Students may miss no more than 2 classes. If a student misses more than 2 classes, the student may not be permitted to participate in the class show and must retake the class in order to move to the next level. A student may be held back and asked to repeat a class at the discretion of the instructor.
Students enter the program at Level 1 and must satisfactorily complete each level as a pre-requisite for the next level. Conservatory (our upper levels) students must be accepted through an application process. There is no pre-requisite for the Drop-In, the Free Intros, Any Level 1, Camp Magnet, or any elective unless specifically noted. Magnet reserves the right to accept or deny an individual’s registration for a class.
Repeating at Half-Price:
To encourage student development and mastery of skills, students may repeat any core curriculum class for half the regular price.

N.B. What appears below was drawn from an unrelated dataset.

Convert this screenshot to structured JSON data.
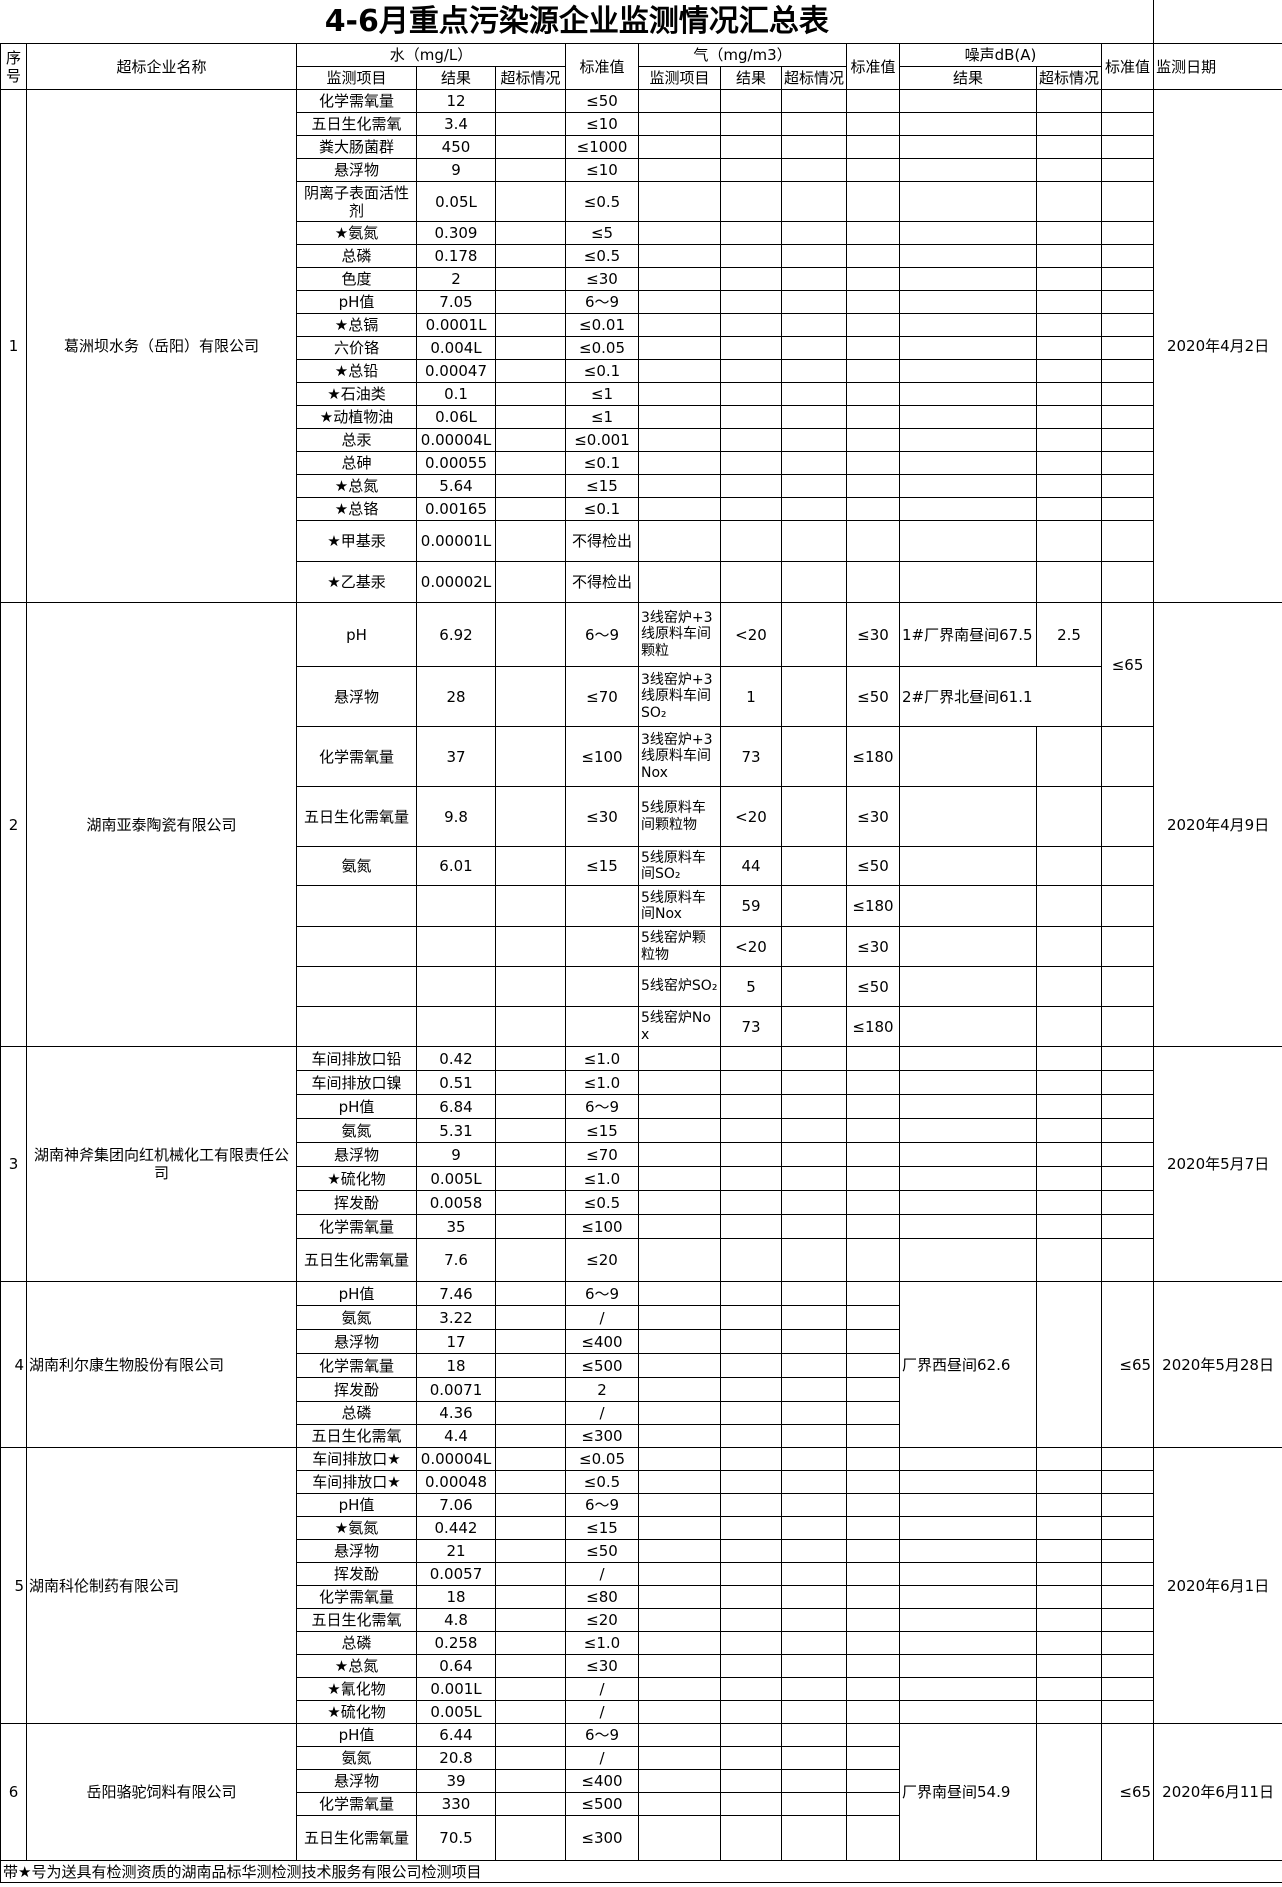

Completion of the core curriculum and conservatory programs does not guarantee placement on a house team or guarantee any other performance opportunities at Magnet.
All Sales Final:
Class payments are non-refundable and non-exchangeable. All sales are final.
Registration Complete Upon Payment:
Registration is not complete and you are not placed in the class until payment is received in full.
If a Class is Re-scheduled or Cancelled:
It’s rare, but in the event that Magnet must cancel or reschedule a class, enrolled students will be notified of any rescheduling by either email or phone, or both. In the event of a cancelled class, a full refund will be given.